Getragen wird der Film vom Versuch, verschiedene Menschen, die Angehörige verloren haben, in ihrer unterschiedlichen Art der Trauerbewältigung zu verstricken und miteinander interagieren zu lassen. So trauert Lürsen um Uljanoff, kehrt Stedefreund traumatisiert aus Afghanistan zurück, kämpft Marie Schemer mit dem Verlust ihres Kindes, sieht sich Joseph Wegener seines eigenen Lebens beraubt – um nur einzelne Verbindungen zu nennen. In der Darstellung aller Facetten von Bestürzung gelingt dem Film ein glaubhafter Wechsel zwischen laut und leise, der sich mit Fortschreiten der Handlung intensiviert.
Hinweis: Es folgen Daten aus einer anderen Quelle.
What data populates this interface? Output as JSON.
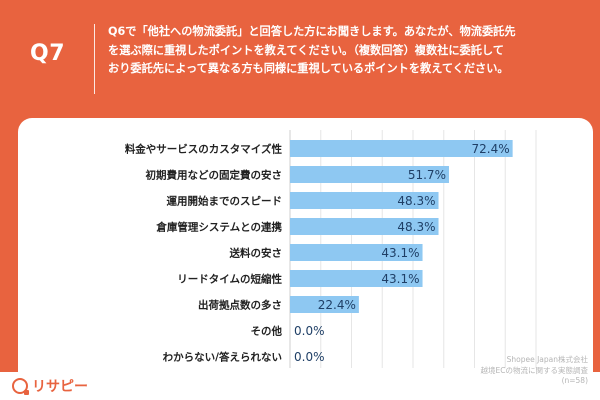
{
  "question": {
    "label": "Q7",
    "lines": [
      "Q6で「他社への物流委託」と回答した方にお聞きします。あなたが、物流委託先",
      "を選ぶ際に重視したポイントを教えてください。（複数回答）複数社に委託して",
      "おり委託先によって異なる方も同様に重視しているポイントを教えてください。"
    ]
  },
  "chart_data": {
    "type": "bar",
    "orientation": "horizontal",
    "categories": [
      "料金やサービスのカスタマイズ性",
      "初期費用などの固定費の安さ",
      "運用開始までのスピード",
      "倉庫管理システムとの連携",
      "送料の安さ",
      "リードタイムの短縮性",
      "出荷拠点数の多さ",
      "その他",
      "わからない/答えられない"
    ],
    "values": [
      72.4,
      51.7,
      48.3,
      48.3,
      43.1,
      43.1,
      22.4,
      0.0,
      0.0
    ],
    "value_labels": [
      "72.4%",
      "51.7%",
      "48.3%",
      "48.3%",
      "43.1%",
      "43.1%",
      "22.4%",
      "0.0%",
      "0.0%"
    ],
    "xlim": [
      0,
      80
    ],
    "grid": true,
    "bar_color": "#8ec8f2"
  },
  "source": {
    "lines": [
      "Shopee Japan株式会社",
      "越境ECの物流に関する実態調査",
      "(n=58)"
    ]
  },
  "brand": {
    "name": "リサピー",
    "accent": "#e8633f"
  }
}
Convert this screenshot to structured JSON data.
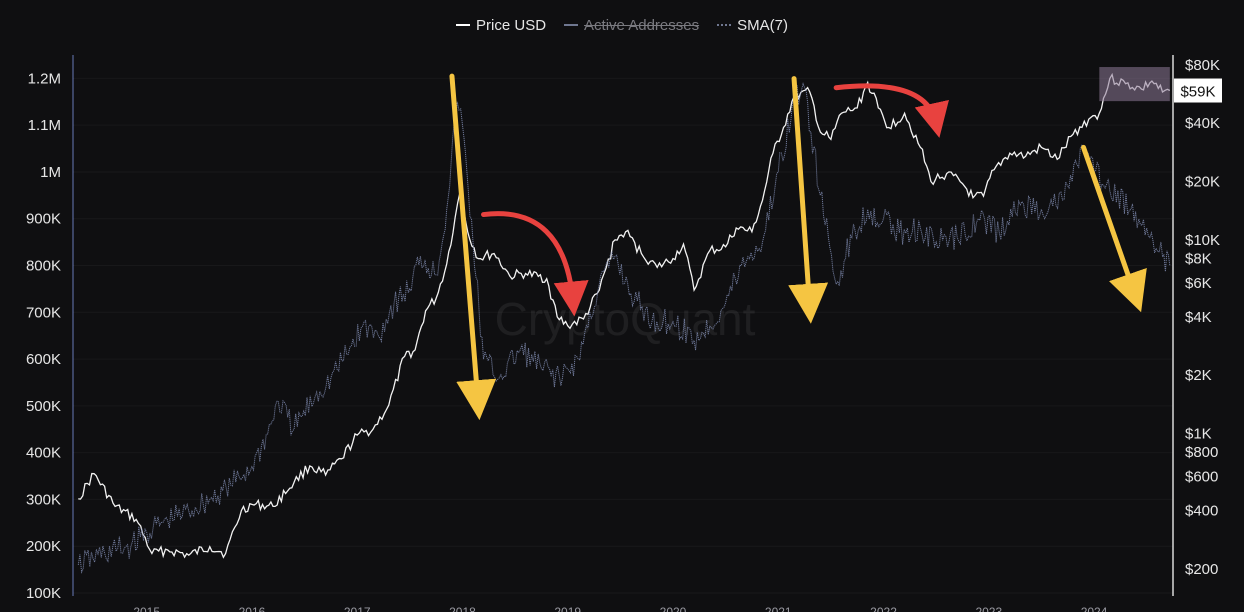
{
  "chart_data": {
    "type": "line",
    "watermark": "CryptoQuant",
    "legend": [
      {
        "name": "Price USD",
        "style": "solid",
        "color": "#ffffff",
        "hidden": false
      },
      {
        "name": "Active Addresses",
        "style": "solid",
        "color": "#6f7790",
        "hidden": true
      },
      {
        "name": "SMA(7)",
        "style": "dotted",
        "color": "#6f7790",
        "hidden": false
      }
    ],
    "y_left": {
      "scale": "linear",
      "range": [
        100000,
        1250000
      ],
      "ticks": [
        100000,
        200000,
        300000,
        400000,
        500000,
        600000,
        700000,
        800000,
        900000,
        1000000,
        1100000,
        1200000
      ],
      "tick_labels": [
        "100K",
        "200K",
        "300K",
        "400K",
        "500K",
        "600K",
        "700K",
        "800K",
        "900K",
        "1M",
        "1.1M",
        "1.2M"
      ]
    },
    "y_right": {
      "scale": "log",
      "range": [
        150,
        90000
      ],
      "ticks": [
        200,
        400,
        600,
        800,
        1000,
        2000,
        4000,
        6000,
        8000,
        10000,
        20000,
        40000,
        80000
      ],
      "tick_labels": [
        "$200",
        "$400",
        "$600",
        "$800",
        "$1K",
        "$2K",
        "$4K",
        "$6K",
        "$8K",
        "$10K",
        "$20K",
        "$40K",
        "$80K"
      ],
      "current_label": "$59K",
      "current_value": 59000
    },
    "x": {
      "range": [
        2014.3,
        2024.75
      ],
      "ticks": [
        2015,
        2016,
        2017,
        2018,
        2019,
        2020,
        2021,
        2022,
        2023,
        2024
      ],
      "tick_labels": [
        "2015",
        "2016",
        "2017",
        "2018",
        "2019",
        "2020",
        "2021",
        "2022",
        "2023",
        "2024"
      ]
    },
    "series": [
      {
        "name": "Price USD",
        "axis": "right",
        "points": [
          [
            2014.35,
            460
          ],
          [
            2014.5,
            620
          ],
          [
            2014.7,
            420
          ],
          [
            2014.9,
            360
          ],
          [
            2015.05,
            240
          ],
          [
            2015.2,
            250
          ],
          [
            2015.4,
            235
          ],
          [
            2015.6,
            260
          ],
          [
            2015.75,
            240
          ],
          [
            2015.9,
            400
          ],
          [
            2016.0,
            430
          ],
          [
            2016.2,
            420
          ],
          [
            2016.4,
            560
          ],
          [
            2016.55,
            680
          ],
          [
            2016.7,
            610
          ],
          [
            2016.85,
            740
          ],
          [
            2017.0,
            980
          ],
          [
            2017.15,
            1050
          ],
          [
            2017.3,
            1400
          ],
          [
            2017.45,
            2500
          ],
          [
            2017.55,
            2700
          ],
          [
            2017.65,
            4300
          ],
          [
            2017.75,
            5000
          ],
          [
            2017.85,
            7500
          ],
          [
            2017.93,
            13000
          ],
          [
            2017.98,
            18000
          ],
          [
            2018.05,
            11000
          ],
          [
            2018.15,
            8000
          ],
          [
            2018.3,
            8500
          ],
          [
            2018.45,
            6500
          ],
          [
            2018.6,
            6700
          ],
          [
            2018.8,
            6300
          ],
          [
            2018.9,
            4000
          ],
          [
            2019.0,
            3600
          ],
          [
            2019.15,
            3900
          ],
          [
            2019.3,
            5500
          ],
          [
            2019.45,
            10000
          ],
          [
            2019.55,
            11000
          ],
          [
            2019.7,
            8500
          ],
          [
            2019.85,
            7200
          ],
          [
            2020.0,
            8000
          ],
          [
            2020.1,
            9500
          ],
          [
            2020.2,
            5500
          ],
          [
            2020.35,
            8800
          ],
          [
            2020.5,
            9200
          ],
          [
            2020.6,
            11500
          ],
          [
            2020.75,
            11000
          ],
          [
            2020.85,
            16000
          ],
          [
            2020.95,
            28000
          ],
          [
            2021.05,
            38000
          ],
          [
            2021.15,
            55000
          ],
          [
            2021.3,
            58000
          ],
          [
            2021.4,
            36000
          ],
          [
            2021.5,
            33000
          ],
          [
            2021.6,
            45000
          ],
          [
            2021.75,
            48000
          ],
          [
            2021.85,
            65000
          ],
          [
            2021.95,
            48000
          ],
          [
            2022.05,
            38000
          ],
          [
            2022.2,
            45000
          ],
          [
            2022.35,
            30000
          ],
          [
            2022.45,
            20000
          ],
          [
            2022.6,
            22000
          ],
          [
            2022.75,
            19500
          ],
          [
            2022.85,
            16500
          ],
          [
            2022.95,
            16800
          ],
          [
            2023.05,
            23000
          ],
          [
            2023.2,
            28000
          ],
          [
            2023.35,
            27000
          ],
          [
            2023.5,
            30000
          ],
          [
            2023.65,
            26000
          ],
          [
            2023.8,
            35000
          ],
          [
            2023.95,
            42000
          ],
          [
            2024.05,
            45000
          ],
          [
            2024.15,
            68000
          ],
          [
            2024.3,
            64000
          ],
          [
            2024.45,
            60000
          ],
          [
            2024.55,
            66000
          ],
          [
            2024.65,
            58000
          ],
          [
            2024.72,
            59000
          ]
        ]
      },
      {
        "name": "SMA(7)",
        "axis": "left",
        "points": [
          [
            2014.35,
            160000
          ],
          [
            2014.6,
            185000
          ],
          [
            2014.85,
            200000
          ],
          [
            2015.0,
            230000
          ],
          [
            2015.2,
            255000
          ],
          [
            2015.4,
            275000
          ],
          [
            2015.6,
            300000
          ],
          [
            2015.8,
            330000
          ],
          [
            2016.0,
            370000
          ],
          [
            2016.15,
            440000
          ],
          [
            2016.25,
            510000
          ],
          [
            2016.4,
            450000
          ],
          [
            2016.6,
            520000
          ],
          [
            2016.75,
            560000
          ],
          [
            2016.9,
            610000
          ],
          [
            2017.05,
            670000
          ],
          [
            2017.2,
            650000
          ],
          [
            2017.35,
            720000
          ],
          [
            2017.5,
            750000
          ],
          [
            2017.6,
            820000
          ],
          [
            2017.75,
            780000
          ],
          [
            2017.85,
            920000
          ],
          [
            2017.95,
            1150000
          ],
          [
            2018.0,
            1100000
          ],
          [
            2018.1,
            850000
          ],
          [
            2018.2,
            600000
          ],
          [
            2018.35,
            560000
          ],
          [
            2018.55,
            620000
          ],
          [
            2018.75,
            580000
          ],
          [
            2018.95,
            560000
          ],
          [
            2019.1,
            600000
          ],
          [
            2019.3,
            760000
          ],
          [
            2019.45,
            820000
          ],
          [
            2019.6,
            740000
          ],
          [
            2019.8,
            680000
          ],
          [
            2020.0,
            680000
          ],
          [
            2020.2,
            640000
          ],
          [
            2020.35,
            670000
          ],
          [
            2020.5,
            720000
          ],
          [
            2020.65,
            800000
          ],
          [
            2020.85,
            850000
          ],
          [
            2021.0,
            1000000
          ],
          [
            2021.15,
            1150000
          ],
          [
            2021.25,
            1180000
          ],
          [
            2021.4,
            950000
          ],
          [
            2021.55,
            760000
          ],
          [
            2021.7,
            860000
          ],
          [
            2021.85,
            920000
          ],
          [
            2022.0,
            900000
          ],
          [
            2022.15,
            870000
          ],
          [
            2022.35,
            880000
          ],
          [
            2022.5,
            850000
          ],
          [
            2022.7,
            860000
          ],
          [
            2022.9,
            900000
          ],
          [
            2023.1,
            870000
          ],
          [
            2023.3,
            930000
          ],
          [
            2023.5,
            920000
          ],
          [
            2023.7,
            940000
          ],
          [
            2023.9,
            1050000
          ],
          [
            2024.0,
            1000000
          ],
          [
            2024.15,
            960000
          ],
          [
            2024.35,
            920000
          ],
          [
            2024.5,
            880000
          ],
          [
            2024.65,
            820000
          ],
          [
            2024.72,
            800000
          ]
        ]
      }
    ],
    "annotations": [
      {
        "type": "arrow",
        "color": "#f5c542",
        "from": [
          2017.9,
          70000
        ],
        "to": [
          2018.15,
          1400
        ],
        "axis": "right"
      },
      {
        "type": "arrow",
        "color": "#f5c542",
        "from": [
          2021.15,
          68000
        ],
        "to": [
          2021.3,
          4400
        ],
        "axis": "right"
      },
      {
        "type": "arrow",
        "color": "#f5c542",
        "from": [
          2023.9,
          30000
        ],
        "to": [
          2024.4,
          5000
        ],
        "axis": "right"
      },
      {
        "type": "curved-arrow",
        "color": "#e8423f",
        "from": [
          2018.2,
          13500
        ],
        "to": [
          2019.05,
          4800
        ],
        "axis": "right"
      },
      {
        "type": "curved-arrow",
        "color": "#e8423f",
        "from": [
          2021.55,
          61000
        ],
        "to": [
          2022.5,
          40000
        ],
        "axis": "right"
      },
      {
        "type": "highlight-box",
        "color": "#8e7a98",
        "x_range": [
          2024.05,
          2024.72
        ],
        "y_range": [
          52000,
          78000
        ],
        "axis": "right"
      }
    ]
  }
}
Insbesondere Peter Schneider gelingt es, seine Figur erschreckend realistisch zu entschlüsseln und von Monotonie in den emotionalen Ausbruch zu treiben. Obgleich es der Handlung sehr zuträglich ist, dürften zahlreiche Fans des «Tatort» mit um den von Antoine Monot, Jr. dargestellten Leo Uljanoff trauern – ihn der Narration nicht nur zu opfern, sondern vor laufender Kamera quallvoll sterben zu lassen, ist so ungewöhnlich wie mutig. Die grundsätzliche Kritik am bremischen Krimi lässt sich natürlich auch auf «Er wird sterben» übertragen – der Plot dehnt, wieder einmal, die zulässigen Grenzen der Logik, was dem Filmgenuss jedoch nur sehr bedingt Abbruch tut. So wüssten die Mitarbeiter eines realen Polizeistabs wohl zu verhindern, dass eine Traumatisierte nicht nur in einen blutigen Tatort stolpert, sondern im Revier auch noch dem Mann begegnet, der für den Mord an ihrer Tochter verurteilt wurde. Den Verantwortlichen sollte zu diesem Film, der die Durchschnittsqualität öffentlich-rechtlicher Eigenproduktionen deutlich übertrifft, in jedem Falle gratuliert werden.
Der Bremer «Tatort: Er wird töten» wird am Sonntag, den 9. Juni, um 20.15 Uhr im Ersten ausgestrahlt.